Exhaustion!
It's been a while...sorry.
I've been working my ass off, maybe 50+ hours a week at work, then teaching 6 hours every Saturday from 9 to 3.
One thing about teaching: all your energy goes into it, then you = drained. Also, I've taught before, but when the material is new (i.e. it's your first time teaching the class), the amount of prep work is staggering. I'm teaching the MOC 2555 Programming Windows Applications in C#, and the curriculum is all there for you, but the students won't learn anything from it. All the labs are adding a few lines of code to an already existing project, and not having to develop something - even small - from the ground up. The module on asynchronous programming is lousy, and definitely would have confused anyone reading it, even experienced C#-ers. Plus, more than half the students have little or no object-oriented experience, so I had to try to give an hour intro to that. C# is either very easy to learn if you have OO experience, or will be thoroughly confusing if you have none.
Anyway, I've learned a lot so far, though, just by teaching the class. And where I once couldn't care less about XML or not, now I'm converted.
As if this isn't all enough, my fiance and I are trying to get the house out here ready to sell so we can move to the East Coast. She's taking two classes and working 50+ hours a week for Pepsi, so we have no life until Sunday. And we can barely go out Sundays while Sopranos is still running. And I've got a SQL contract to teach, starting in two weeks, and MOC 2389 ADO.NET after that. Ugh...

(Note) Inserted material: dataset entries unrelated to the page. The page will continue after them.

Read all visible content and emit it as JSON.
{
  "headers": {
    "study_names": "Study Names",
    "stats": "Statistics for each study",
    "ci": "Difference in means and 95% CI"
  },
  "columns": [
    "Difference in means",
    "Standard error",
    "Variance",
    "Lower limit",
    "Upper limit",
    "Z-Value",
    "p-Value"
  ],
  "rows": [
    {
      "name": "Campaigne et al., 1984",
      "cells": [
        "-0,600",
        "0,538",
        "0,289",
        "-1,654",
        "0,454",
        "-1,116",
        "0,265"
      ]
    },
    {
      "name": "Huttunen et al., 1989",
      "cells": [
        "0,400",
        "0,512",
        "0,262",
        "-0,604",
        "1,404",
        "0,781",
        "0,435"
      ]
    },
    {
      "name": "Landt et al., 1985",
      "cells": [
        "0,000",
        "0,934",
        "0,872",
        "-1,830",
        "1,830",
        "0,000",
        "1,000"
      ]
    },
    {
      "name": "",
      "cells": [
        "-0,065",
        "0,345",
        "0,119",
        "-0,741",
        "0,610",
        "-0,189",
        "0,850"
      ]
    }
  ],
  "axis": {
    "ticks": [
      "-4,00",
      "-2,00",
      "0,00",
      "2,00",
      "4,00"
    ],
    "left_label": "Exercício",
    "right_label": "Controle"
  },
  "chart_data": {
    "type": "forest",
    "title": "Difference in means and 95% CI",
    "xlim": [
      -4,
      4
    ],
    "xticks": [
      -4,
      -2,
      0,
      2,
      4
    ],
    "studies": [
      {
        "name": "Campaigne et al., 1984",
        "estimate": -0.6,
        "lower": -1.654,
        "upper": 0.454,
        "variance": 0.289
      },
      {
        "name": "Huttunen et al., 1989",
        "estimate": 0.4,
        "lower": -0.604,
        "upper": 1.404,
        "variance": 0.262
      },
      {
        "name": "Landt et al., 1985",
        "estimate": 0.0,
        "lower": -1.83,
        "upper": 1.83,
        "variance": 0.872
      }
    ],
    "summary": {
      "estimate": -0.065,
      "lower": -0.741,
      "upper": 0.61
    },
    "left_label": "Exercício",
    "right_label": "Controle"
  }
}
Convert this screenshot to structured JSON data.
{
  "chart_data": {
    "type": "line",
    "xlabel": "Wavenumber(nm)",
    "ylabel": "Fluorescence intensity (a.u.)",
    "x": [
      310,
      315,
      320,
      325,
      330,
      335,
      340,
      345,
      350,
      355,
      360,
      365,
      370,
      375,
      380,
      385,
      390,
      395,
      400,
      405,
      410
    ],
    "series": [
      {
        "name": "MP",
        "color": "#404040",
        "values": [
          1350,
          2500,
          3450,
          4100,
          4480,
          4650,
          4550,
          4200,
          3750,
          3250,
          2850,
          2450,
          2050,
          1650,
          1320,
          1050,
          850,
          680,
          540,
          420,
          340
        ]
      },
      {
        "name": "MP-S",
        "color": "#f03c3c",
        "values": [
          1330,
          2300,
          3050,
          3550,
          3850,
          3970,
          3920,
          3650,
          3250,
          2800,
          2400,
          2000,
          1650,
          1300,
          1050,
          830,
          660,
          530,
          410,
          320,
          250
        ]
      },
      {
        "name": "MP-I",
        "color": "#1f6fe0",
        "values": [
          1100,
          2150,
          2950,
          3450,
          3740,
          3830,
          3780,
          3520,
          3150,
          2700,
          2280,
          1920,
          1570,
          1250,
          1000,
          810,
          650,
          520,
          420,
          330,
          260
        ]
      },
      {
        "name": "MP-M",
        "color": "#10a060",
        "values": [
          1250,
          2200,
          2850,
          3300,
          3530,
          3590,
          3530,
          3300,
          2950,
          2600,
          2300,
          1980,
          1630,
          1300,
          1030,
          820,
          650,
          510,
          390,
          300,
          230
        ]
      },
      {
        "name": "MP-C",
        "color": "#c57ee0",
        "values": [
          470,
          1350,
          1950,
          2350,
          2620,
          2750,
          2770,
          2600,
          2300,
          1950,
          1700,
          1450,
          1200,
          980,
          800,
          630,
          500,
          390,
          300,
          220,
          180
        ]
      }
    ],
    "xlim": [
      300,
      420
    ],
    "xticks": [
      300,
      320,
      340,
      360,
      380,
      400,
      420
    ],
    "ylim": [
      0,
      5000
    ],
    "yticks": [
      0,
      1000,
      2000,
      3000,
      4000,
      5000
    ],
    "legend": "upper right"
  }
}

I have to wait until early July to even think about the East Coast plans. Joey's going for a Vet Tech program and I'm trying for graduate school in Computer Science. I'm narrowing down to studies in computer vision, computational linguistics, and machine learning. I'm trying to locate research out there into context and/or concept modeling - that is, when the machine receives conversational input, it's one thing to process it, but what about retention? How might the data received be "stored"? Could we perhaps find a more univeral data-type that could house information garnered from conversation.
Then why computer vision? I think that the above is hard enough as it is, but certainly harder without some sort of other "sensory" data to associate to. I remember from a psychology class long ago that the eyes technically do (among many other things) edge detection, as well as filtering out redundant data, so to speak. I'd like to see the effectiveness of using two cameras to perform depth-perception. If the images from two cameras are used together, can we determine light-sources? Could we determine distance from shadows? Etc. Then object detection could be merged with the context / concept idea above by have two sources of data to associate with each other. I think it would be amazing to have a computer look at a basketball and a tennis ball, then be asked the difference in size between the two, and be able to say that the basketball is x times larger than the tennis ball, what the radii are, etc. The uses for a Hubble-like telescope could be fantastic.
Well, I've been on vacation since yesterday and want to continue slothing until Monday. Just wanted to post here during the break.